Они молча смотрели друг на друга через стол.

— Так что вы хотели узнать о том убитом? — спросила она.

— Все, — ответил Гутри.


По словам Адель, она впервые повстречалась с Кори…

— Кори, а дальше как? — осведомился Гутри.

— Я же сказала, понятия не имею.

— И где вы с ним повстречались?

— Да прямо здесь, у Келли. В воскресенье вечером, накануне убийства. Обычно у Дейва по воскресеньям собирается целая толпа. Люди хотят маленько расслабиться перед тем, как начнется рабочая неделя.

Было одиннадцать вечера…

Она выехала с Гэлли-роуд примерно в девять тридцать. Дорога заняла совсем немного времени, минут пять, — это если ехать через дамбу Санто-Спирито. Так что в ресторане она находилась примерно с полчаса, когда появился Кори. Он словно сошел с рекламы «Мальборо» — высокий, статный мужчина в джинсах, сапожках и белой футболке с коротко закатанными рукавами, из обшлага одного из которых торчала пачка сигарет. Лет под сорок, ну, может, сорок с небольшим, определила она, очень мускулистый, загорелый, атлетически сложенный. Словом, страшно сексапильный мужчина — так сказала бы Адель, будь она лет на тридцать моложе.

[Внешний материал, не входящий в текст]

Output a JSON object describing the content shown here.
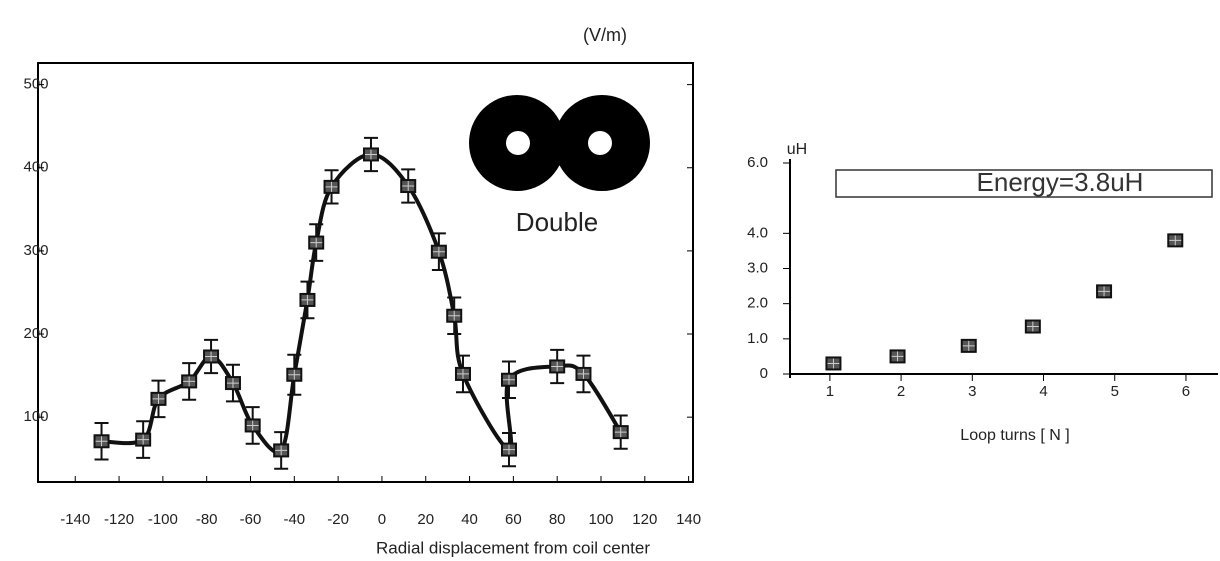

Сама она сидела с «ребятишками» за большим круглым столом возле бара. Одна из девушек, заметив Кори, присвистнула, потом махнула рукой и пригласила его присоединиться. Что он и сделал, потому как за этим столом сидела не только старая шестидесятилетняя развалина. Нет, там были девушки помоложе, лет за тридцать с небольшим, ну а все парни были примерно возраста Кори, хотя тогда они не знали его имени. Ну и еще к ним подсел один старпер, который иногда заходит к Келли. Сидит себе и знай качает головой всю дорогу и пялится на груди девушек. Звать его Эйвери. И как ни странно, но именно из-за этого Эйвери и разгорелась драчка.

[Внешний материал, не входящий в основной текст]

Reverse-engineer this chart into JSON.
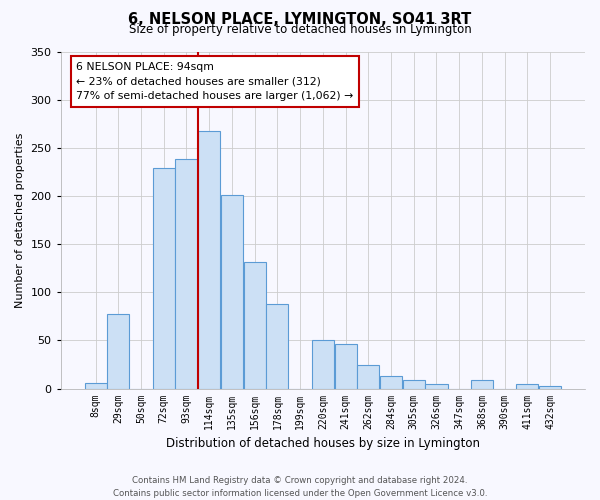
{
  "title": "6, NELSON PLACE, LYMINGTON, SO41 3RT",
  "subtitle": "Size of property relative to detached houses in Lymington",
  "xlabel": "Distribution of detached houses by size in Lymington",
  "ylabel": "Number of detached properties",
  "bar_labels": [
    "8sqm",
    "29sqm",
    "50sqm",
    "72sqm",
    "93sqm",
    "114sqm",
    "135sqm",
    "156sqm",
    "178sqm",
    "199sqm",
    "220sqm",
    "241sqm",
    "262sqm",
    "284sqm",
    "305sqm",
    "326sqm",
    "347sqm",
    "368sqm",
    "390sqm",
    "411sqm",
    "432sqm"
  ],
  "bar_values": [
    6,
    77,
    0,
    229,
    238,
    267,
    201,
    131,
    88,
    0,
    50,
    46,
    24,
    13,
    9,
    5,
    0,
    9,
    0,
    5,
    3
  ],
  "bar_color": "#cce0f5",
  "bar_edge_color": "#5b9bd5",
  "vline_index": 4,
  "vline_color": "#c00000",
  "annotation_title": "6 NELSON PLACE: 94sqm",
  "annotation_line1": "← 23% of detached houses are smaller (312)",
  "annotation_line2": "77% of semi-detached houses are larger (1,062) →",
  "annotation_box_color": "#c00000",
  "ylim": [
    0,
    350
  ],
  "yticks": [
    0,
    50,
    100,
    150,
    200,
    250,
    300,
    350
  ],
  "footer_line1": "Contains HM Land Registry data © Crown copyright and database right 2024.",
  "footer_line2": "Contains public sector information licensed under the Open Government Licence v3.0.",
  "background_color": "#f8f8ff",
  "grid_color": "#cccccc"
}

Кори сел и заказал неразбавленное виски. А потом представился всем сидящим за столом.

— И назвался Джеком Лоутоном?

— Нет, просто Кори, насколько я помню. У Келли не принято называть друг друга по фамилиям. Особенно когда за столом сидят человек восемь-десять.

— И что же дальше?

— Ну и мы начали играть в игру. Придумывать разные сексуальные словечки. Ну, типа того, как мы говорили с вами о фильмах, но только тогда шла речь не о фильмах, а о словах. Одной из девушек пришла такая идея. Такое иногда случается, особенно когда сидишь у Келли. И вот…

Один из парней сказал: «Тугой» — очень хорошее и сексуальное слово. Одна из девушек тут же выдала второе: «Влажный», и так смешно надула при этом губки. Еще одна девушка сказала: «Колчан со стрелой», тоже, знаете ли, очень сексуальное сравнение… И тут вдруг Кори говорит: «Лютик» — прямо так по-ковбойски и врезал, что тоже было очень сексуально. И наверняка под этим словом крылся какой-то особый смысл. И Адель тогда еще подумала, что этот Кори, видать, куда умней, чем показался с первого взгляда.

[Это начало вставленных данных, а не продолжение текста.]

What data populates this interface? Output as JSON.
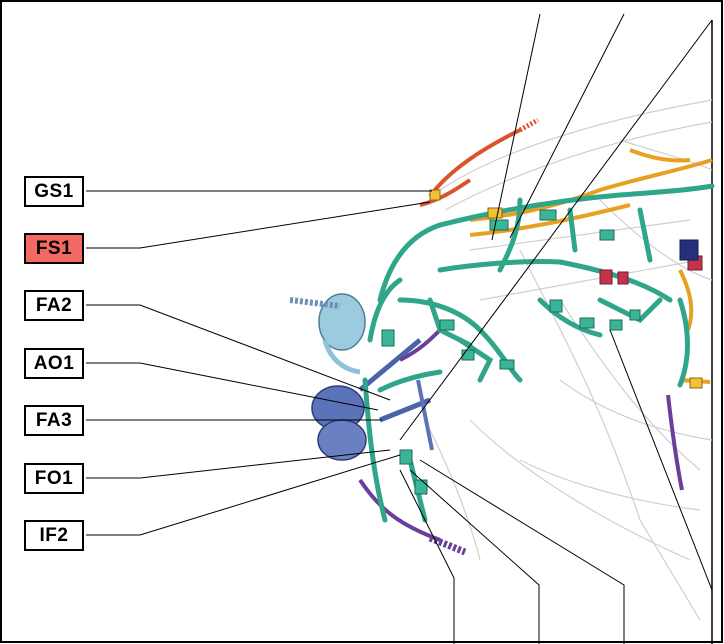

Девушка по имени Нэнси, исходя из слова «влажный», придумала другое, более занятное, — «мокренький». И так смешно закрыла при этом глазки и чмокнула губками. И тут вдруг старина Эйвери, до которого, видно, не совсем дошла суть игры, выдает своим козлиным голоском: «Сиськи». Ну что тут сексуального или смешного, скажите на милость? Мы так и не поняли. И, естественно, он на этом не остановился и как заорет: «Член!» Тут все девушки на него прямо вызверились, а Нэнси посоветовала Эйвери пойти в ванную и как следует прополоскать там свой старые тухлые мозги. Что, надо сказать, страшно рассмешило этого шута горохового.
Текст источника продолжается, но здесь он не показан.